1 Matt December 21, 2009 at 4:49 pm

I hate to say this–I really don’t have my plan in place for next year.
But this post has given me the necessary kick in the pants.

2 MoneyEnergy December 21, 2009 at 4:54 pm

Yes, I still need to sit down and do up my formal plan and goals as well… it’s great to have the general plans in your head, but it’s important to write it down (go full out with charts, graphs, proper balance sheets, etc.) and make it concrete! It can take a while though, so either set aside a working day or be able to spread it over two days.

3 SailboatFamily December 22, 2009 at 4:13 pm

2010 Locked and Loaded!

Our approach isn’t to look out a year though … we look out 7 years. We sit down, dream about life in 7 years, and then back into what it will take to achieve that over the next 7 years. We use, as a starting point, the previous year’s 7 year plan. Most years, the end goal is the same and it is a simple matter of adjusting the long range target numbers based on life’s gifts (like children, raises, etc.). Some years, like 3 years ago for us, major changes happen and a whole new 7 year plan evolves (like we are going to sail around the world on our boat).
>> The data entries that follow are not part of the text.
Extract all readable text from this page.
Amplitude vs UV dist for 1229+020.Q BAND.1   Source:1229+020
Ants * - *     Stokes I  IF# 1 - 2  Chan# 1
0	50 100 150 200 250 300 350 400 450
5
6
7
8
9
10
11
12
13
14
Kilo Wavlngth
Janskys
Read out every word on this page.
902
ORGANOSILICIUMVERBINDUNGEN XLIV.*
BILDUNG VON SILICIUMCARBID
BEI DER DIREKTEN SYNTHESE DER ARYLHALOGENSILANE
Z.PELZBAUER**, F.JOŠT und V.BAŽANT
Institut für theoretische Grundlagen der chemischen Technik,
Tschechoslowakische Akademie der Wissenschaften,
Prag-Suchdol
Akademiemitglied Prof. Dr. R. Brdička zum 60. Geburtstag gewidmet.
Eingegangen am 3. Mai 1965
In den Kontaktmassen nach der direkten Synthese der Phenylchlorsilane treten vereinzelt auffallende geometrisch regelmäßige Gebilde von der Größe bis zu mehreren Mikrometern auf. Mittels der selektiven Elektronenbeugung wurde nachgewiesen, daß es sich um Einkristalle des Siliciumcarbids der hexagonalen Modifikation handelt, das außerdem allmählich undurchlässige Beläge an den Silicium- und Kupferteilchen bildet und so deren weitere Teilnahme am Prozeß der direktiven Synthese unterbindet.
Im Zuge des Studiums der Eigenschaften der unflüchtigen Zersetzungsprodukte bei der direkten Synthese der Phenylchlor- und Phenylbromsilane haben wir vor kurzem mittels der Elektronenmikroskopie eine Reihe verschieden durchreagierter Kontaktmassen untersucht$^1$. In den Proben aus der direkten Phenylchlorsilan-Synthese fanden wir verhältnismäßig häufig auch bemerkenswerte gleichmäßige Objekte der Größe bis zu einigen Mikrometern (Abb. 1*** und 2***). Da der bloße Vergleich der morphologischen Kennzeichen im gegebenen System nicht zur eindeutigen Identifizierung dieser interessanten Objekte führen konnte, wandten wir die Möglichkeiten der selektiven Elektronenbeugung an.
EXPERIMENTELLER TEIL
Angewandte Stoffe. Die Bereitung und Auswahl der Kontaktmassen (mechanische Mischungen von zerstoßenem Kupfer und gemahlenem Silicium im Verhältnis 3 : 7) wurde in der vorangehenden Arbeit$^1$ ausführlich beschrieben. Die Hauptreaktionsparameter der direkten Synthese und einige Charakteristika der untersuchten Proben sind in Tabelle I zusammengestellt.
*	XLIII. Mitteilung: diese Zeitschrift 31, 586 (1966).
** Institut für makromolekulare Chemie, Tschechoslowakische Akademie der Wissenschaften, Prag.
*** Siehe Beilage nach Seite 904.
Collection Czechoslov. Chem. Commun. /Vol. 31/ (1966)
As our life has ebbs and flows, 7 years is the number of years that seems to convey the right amount of dreaming and certainty for us. We found focusing on just 1 year at a time didn’t provide enough of the puzzle. 1 year didn’t allow us to pay off our house, for example, but 7 did. 1 year didn’t allow for us to pay off our car, but 2 did. 1 year didn’t allow us to complete college, but 4 did. So, we went for the maximum time horizon that we felt comfortable with, making the immediate year just part of the bigger 7 year plan.

We’ve been doing this type of planning for the past 13 or so years and it has provided us a fantastic vehicle for looking long term.

Agreed with MoneyEnergy, you must actually write down your plan. We have ours posted on the refrigerator (the long term goal of 7 years, plus the current year we are in).

4 MoneyEnergy December 22, 2009 at 10:20 pm

thanks for the comments, Sailboat. 7 years is an interesting number – 10 definitely seems like a good round number, but it is harder to make concrete because it is so long. 7 seems just big enough to still be “long-term” and easy enough to conceptualize/plan for. Congrats on your sail trip, hope that goes well – please come back and share the details! Would be interesting to see a post about your expenses for such a trip.